Lithograph with hand colouring
Dean & Co. Litho, Threadneedle St. [c. 1830’s]
Image 202 x 262 mm, Sheet 215 x 275 mm unmounted
A satirical scene showing a pair of monkeys, dressed as men, duelling. The scene shows the two duelling monkeys in the foreground, on the right one monkey, dressed in military clothes, has just shot his gun causing the loss of the tail of the monkey on the left.
This monkey is dressed as a stylish man or fop, turned in horror and looking down to see his missing tail. In the background the companions of both monkeys can be seen looking on in shock and pleasure at the result of the duel. In the very foreground a box is open containing duelling swords upon which rests a last will and testament, perhaps pertaining to the reason and resulting duel.
To the right of this is a milestone indicating ‘XVII MILES to Gravesend’, with another signpost above pointing in the direction of ‘Shootershill’. In the far background a horse and carriage can be seen, with a windmill in the very distance on the left.
Condition: Trimmed and laid to album page. Spots of foxing and staining to sheet. Small pin holes to upper sheet edge. [52596]
£100
10
05. Edward Morgan.
Edmund Walker after T.C. Rowland
Lithograph
Published by T. Catherall, Eastgate Row, Chester. Day & Son Lithrs. to the Queen. [n.d. c. 1850]
Image 185 x 190 mm, Sheet 350 x 222 mm unmounted
A popular print illustrating the characters from the 19th century ‘Ballad of Jenny Jones” which tells the tale of a sailor named Edward Morgan from Llanglollen who sailed the world seeing many famous places and people but longs to return to his home and his love Jenny Jones.
The character of Edward Morgan is dressed in naval uniform standing holding a pint of ale aloft in his right hand, his left finger tips touching the table behind him. The character of Jenny Jones stands behind him and is dressed in a fabric cap, shawl, and apron over her striped dress, she cuts a piece of cheese from behind a table while looking at Morgan.
The scene is set in domestic interior with bamboo style chairs, a table with table cloth, plates, and jug, with a framed print of ship on the wall in the background and below the image a verse of the lyrics to the ‘Ballad of Jenny Jones’:
And we’ll live on our cheese and our ale in contentment, And so thro’ our dear native valley shall rove; For indeed in our hearts we both love that Llangollen, And sweet Jenny Morgan with truth will I love.

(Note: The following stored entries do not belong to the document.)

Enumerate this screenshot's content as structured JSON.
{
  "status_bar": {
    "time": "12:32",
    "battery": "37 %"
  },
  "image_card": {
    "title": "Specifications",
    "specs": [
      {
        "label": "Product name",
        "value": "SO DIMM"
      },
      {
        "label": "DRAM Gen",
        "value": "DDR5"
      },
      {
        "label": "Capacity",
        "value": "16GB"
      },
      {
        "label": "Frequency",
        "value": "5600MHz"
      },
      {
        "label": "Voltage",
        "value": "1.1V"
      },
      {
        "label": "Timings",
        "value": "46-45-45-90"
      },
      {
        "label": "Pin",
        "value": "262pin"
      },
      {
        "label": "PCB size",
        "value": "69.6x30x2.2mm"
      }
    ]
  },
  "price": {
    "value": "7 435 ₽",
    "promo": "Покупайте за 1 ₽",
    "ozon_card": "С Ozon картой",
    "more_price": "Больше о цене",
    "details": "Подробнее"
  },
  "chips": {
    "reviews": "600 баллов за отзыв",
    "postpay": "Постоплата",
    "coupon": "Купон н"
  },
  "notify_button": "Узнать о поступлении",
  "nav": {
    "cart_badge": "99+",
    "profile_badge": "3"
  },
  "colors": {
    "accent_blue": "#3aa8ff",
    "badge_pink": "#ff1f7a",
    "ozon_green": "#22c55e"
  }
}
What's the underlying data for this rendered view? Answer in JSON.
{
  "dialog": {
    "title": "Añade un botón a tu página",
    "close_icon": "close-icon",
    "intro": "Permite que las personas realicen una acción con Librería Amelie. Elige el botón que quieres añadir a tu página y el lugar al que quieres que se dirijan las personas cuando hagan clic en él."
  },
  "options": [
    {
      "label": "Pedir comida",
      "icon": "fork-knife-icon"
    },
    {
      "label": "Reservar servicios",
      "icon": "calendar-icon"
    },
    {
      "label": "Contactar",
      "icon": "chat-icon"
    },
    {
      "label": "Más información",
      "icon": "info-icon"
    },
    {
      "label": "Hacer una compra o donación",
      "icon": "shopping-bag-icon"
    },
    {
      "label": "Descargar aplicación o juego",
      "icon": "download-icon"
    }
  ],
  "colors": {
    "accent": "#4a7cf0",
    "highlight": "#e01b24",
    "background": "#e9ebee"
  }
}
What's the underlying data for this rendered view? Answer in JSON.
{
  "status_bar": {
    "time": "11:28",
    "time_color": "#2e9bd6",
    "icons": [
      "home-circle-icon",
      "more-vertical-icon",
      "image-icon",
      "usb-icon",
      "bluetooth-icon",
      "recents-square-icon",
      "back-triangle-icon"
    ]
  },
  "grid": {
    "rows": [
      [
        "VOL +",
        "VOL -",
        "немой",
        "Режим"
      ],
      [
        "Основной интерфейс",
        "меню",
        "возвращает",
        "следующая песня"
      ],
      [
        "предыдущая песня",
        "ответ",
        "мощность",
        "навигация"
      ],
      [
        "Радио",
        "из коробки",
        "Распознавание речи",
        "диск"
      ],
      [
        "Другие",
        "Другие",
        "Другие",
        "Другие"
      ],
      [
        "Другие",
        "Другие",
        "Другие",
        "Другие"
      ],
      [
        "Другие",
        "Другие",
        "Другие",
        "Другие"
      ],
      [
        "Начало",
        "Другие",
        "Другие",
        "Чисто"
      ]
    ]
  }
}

Condition: Overall surface dirt, in stain along the lower right edge, repaired puncture in the upper left margin and just into the image, repaired tear through inscription space.
[52586]
£75
11
06. A True British Tar.
John Samuel Templeton
Lithograph with original colouring
London Published by W. Spooner, 377, Strand. Printed by Lefevre, Newman St [n.d. c. 1830]
Image 315 x 220 mm, Sheet 374 x 266 mm unmounted
A depiction of a British sailor atop a mast with large Union Jack, dressed in 19th century uniform including reefer jacket and neckerchief, an axe hammer in his right hand, he has just been shot while nailing the flag to the masts with French flags in the background all with the inscription:
A True British Tar.
The foe thought he’d struck but he cried out “Avast”! While the colours of Old England he nailed to the Mast; And died like a true British Sailor!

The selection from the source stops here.